An extra wrinkle for XSL-FO is the question of whether event handlers
should be specified to (a) match on, and (b) modify the FO tree or the
area tree or both. There are some existing requirements that can only be
satisfied by modifying the area tree, e.g., Section 3.3, Output result of
expression:
Allow users to output the result of expressions on area tree,
traits, markers or text content. For example to calculate the
subtotal of a certain page (as opposed to a running total that
is already supported in XSL 1.1 with table markers)
On the other hand, it will often be simpler (from the user's perspective)

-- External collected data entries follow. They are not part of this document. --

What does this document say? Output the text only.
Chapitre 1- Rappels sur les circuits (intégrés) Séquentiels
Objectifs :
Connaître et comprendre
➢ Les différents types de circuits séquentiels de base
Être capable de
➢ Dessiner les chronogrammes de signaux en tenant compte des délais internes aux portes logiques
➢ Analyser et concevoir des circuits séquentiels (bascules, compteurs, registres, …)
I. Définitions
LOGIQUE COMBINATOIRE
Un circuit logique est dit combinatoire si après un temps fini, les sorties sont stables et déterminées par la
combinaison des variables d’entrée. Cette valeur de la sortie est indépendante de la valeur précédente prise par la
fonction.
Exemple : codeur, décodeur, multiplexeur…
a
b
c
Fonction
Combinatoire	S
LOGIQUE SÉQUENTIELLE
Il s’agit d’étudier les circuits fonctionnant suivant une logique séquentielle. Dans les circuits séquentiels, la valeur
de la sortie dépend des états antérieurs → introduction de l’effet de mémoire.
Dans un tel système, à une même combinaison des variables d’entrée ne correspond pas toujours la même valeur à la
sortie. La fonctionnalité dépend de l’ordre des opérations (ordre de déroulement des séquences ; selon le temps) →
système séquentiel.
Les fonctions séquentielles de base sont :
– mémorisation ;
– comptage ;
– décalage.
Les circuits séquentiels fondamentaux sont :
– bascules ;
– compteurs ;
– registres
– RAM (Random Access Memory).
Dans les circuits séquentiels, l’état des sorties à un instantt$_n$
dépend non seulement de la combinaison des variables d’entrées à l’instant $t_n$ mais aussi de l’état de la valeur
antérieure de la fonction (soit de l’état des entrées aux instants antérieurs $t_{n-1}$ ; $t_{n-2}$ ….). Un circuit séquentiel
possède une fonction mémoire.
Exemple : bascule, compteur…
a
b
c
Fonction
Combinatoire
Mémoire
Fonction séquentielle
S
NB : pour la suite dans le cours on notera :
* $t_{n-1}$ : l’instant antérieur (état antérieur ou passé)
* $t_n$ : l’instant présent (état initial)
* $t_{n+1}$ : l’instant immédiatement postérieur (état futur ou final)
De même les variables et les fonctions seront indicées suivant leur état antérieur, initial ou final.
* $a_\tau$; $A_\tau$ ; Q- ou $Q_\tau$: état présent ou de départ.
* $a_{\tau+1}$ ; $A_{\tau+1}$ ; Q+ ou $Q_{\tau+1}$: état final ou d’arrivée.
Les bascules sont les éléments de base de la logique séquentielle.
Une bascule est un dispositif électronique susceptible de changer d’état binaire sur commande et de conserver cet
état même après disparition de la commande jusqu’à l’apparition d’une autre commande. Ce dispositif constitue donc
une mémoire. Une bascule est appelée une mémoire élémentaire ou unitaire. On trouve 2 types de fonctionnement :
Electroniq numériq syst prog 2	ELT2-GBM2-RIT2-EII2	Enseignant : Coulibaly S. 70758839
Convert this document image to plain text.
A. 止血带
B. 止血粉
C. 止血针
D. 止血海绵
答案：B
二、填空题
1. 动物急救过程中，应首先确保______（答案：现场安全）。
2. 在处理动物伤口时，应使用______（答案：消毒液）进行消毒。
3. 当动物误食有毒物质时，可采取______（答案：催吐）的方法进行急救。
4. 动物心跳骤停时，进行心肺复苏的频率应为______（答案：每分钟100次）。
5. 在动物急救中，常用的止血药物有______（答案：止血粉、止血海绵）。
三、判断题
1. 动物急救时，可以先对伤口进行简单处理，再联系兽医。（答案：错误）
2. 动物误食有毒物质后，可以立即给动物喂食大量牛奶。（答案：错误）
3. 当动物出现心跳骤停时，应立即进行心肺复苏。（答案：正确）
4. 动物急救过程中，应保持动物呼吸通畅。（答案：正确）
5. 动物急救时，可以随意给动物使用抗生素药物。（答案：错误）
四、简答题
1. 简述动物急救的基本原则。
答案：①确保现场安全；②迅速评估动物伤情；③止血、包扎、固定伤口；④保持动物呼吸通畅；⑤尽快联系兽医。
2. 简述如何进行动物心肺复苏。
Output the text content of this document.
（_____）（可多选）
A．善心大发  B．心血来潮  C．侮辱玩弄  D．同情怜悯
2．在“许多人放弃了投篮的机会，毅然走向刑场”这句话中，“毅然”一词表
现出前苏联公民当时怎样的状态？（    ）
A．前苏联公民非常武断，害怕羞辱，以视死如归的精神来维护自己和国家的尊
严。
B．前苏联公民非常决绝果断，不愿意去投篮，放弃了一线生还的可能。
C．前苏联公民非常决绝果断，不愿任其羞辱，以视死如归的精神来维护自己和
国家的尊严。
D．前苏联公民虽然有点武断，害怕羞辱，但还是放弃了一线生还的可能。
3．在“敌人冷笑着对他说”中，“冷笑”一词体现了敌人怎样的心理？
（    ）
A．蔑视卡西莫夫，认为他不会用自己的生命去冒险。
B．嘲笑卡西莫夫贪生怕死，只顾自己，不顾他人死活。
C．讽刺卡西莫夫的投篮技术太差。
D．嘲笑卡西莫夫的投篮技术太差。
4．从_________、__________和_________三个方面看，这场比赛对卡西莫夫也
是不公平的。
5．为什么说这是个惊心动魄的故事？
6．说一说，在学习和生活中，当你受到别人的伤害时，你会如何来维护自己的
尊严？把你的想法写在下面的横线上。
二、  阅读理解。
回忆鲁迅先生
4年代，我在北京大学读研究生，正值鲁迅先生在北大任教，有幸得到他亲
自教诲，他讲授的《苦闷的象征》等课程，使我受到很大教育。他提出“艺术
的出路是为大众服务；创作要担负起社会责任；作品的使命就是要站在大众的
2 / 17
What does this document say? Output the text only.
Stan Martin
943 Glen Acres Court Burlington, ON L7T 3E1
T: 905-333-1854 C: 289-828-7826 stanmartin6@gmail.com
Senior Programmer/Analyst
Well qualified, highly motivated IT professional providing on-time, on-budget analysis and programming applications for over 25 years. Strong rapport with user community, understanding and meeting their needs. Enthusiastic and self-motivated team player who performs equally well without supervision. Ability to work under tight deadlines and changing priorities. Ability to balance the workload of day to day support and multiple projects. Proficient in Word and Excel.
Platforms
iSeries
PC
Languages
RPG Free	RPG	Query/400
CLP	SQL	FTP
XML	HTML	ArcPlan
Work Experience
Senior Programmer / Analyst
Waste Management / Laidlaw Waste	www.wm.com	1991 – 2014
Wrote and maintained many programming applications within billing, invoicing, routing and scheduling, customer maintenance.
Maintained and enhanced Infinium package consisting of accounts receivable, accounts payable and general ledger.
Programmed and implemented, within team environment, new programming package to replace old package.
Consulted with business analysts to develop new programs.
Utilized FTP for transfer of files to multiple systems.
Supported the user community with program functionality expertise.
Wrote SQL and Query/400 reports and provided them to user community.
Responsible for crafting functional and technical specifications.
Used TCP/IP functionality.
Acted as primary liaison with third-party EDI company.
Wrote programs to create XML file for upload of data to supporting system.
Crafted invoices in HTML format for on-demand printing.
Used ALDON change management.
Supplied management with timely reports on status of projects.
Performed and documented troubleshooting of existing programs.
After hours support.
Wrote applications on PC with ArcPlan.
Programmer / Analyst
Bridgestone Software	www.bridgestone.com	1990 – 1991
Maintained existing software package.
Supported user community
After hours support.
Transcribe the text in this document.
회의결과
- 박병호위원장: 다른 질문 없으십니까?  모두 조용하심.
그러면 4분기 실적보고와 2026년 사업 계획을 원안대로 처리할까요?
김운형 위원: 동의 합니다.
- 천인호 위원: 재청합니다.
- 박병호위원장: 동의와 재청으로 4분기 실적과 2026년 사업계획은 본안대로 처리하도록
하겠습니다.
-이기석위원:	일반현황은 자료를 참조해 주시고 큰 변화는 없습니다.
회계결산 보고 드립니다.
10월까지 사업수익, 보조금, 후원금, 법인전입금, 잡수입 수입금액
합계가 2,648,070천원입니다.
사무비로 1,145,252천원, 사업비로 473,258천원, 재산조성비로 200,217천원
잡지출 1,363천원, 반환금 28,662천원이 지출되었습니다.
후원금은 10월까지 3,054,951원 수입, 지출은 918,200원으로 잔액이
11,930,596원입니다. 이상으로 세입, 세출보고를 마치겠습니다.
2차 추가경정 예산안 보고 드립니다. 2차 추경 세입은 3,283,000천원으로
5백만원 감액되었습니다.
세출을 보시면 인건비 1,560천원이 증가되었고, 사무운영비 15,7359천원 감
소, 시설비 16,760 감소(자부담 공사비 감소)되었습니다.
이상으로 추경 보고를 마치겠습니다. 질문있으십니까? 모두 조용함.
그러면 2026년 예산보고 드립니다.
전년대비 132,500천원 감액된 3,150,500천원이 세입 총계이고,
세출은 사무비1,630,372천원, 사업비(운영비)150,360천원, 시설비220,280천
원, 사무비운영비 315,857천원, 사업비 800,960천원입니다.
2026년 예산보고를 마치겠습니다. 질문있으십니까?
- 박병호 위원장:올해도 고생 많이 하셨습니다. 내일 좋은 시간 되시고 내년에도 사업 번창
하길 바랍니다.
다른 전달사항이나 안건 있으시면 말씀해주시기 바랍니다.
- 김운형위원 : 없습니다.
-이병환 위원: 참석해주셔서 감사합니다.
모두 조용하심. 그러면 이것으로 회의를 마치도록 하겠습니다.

to modify an FO rather than all the areas that it generates, since a
single FO may generate multiple areas across several columns or pages (and
footnote areas), and its content may be reused in markers on multiple
pages. If, for example, the response to a page sequence taking too many
pages is to reduce the font size in one of the multiple flows appearing on
the page, it would be at once simple to adjust the 'font-size' property on
the appropriate FOs in the FO tree and inaccurate to directly modify font
sizes in the line areas in the area tree. If the XSL formatter did the
work based on modified FOs, it would reflow the line areas based on their
reduced font size and make the pages again and the resulting modified
block areas would break across pages in different places because of the
smaller font size. If the XSLT stylesheet did the work by modifying the
area tree, it would have to do the same recalculating of text sizes and
the same merging or splitting of line areas and of block areas, and all
(probably) without the benefit of font metrics. It might work, just, in a
simple case with only monospace fonts, but would still be a lot of work to
do in XSLT.
Adapting the Saxon-CE event model to XSL-FO is, therefore, an interesting
possible solution to handling feedback from the XSL formatter, but there
are still many FO-specific details that would have to be worked out.
Conclusion
The linear processing model of XSL 1.1 has served it will -- and, in the XSL 1.0 timeframe,
helped it towards becoming a Recommendation -- but real world use cases have forced
users into doing multi-pass processing and other tricks so they can make decisions
on what to put in the formatted output based on sizes in the formatted output. The
XSL-FO 2.0 requirements document recognised some of these requirements, but the XPPL
WG's charter expired without XSL-FO 2.0 being completed. Since then, the Print and
Page Layout Community Group at the W3C has been producing innovative ideas and solutions
to help satisfy the user requirements for more decision making in XSL-FO processing.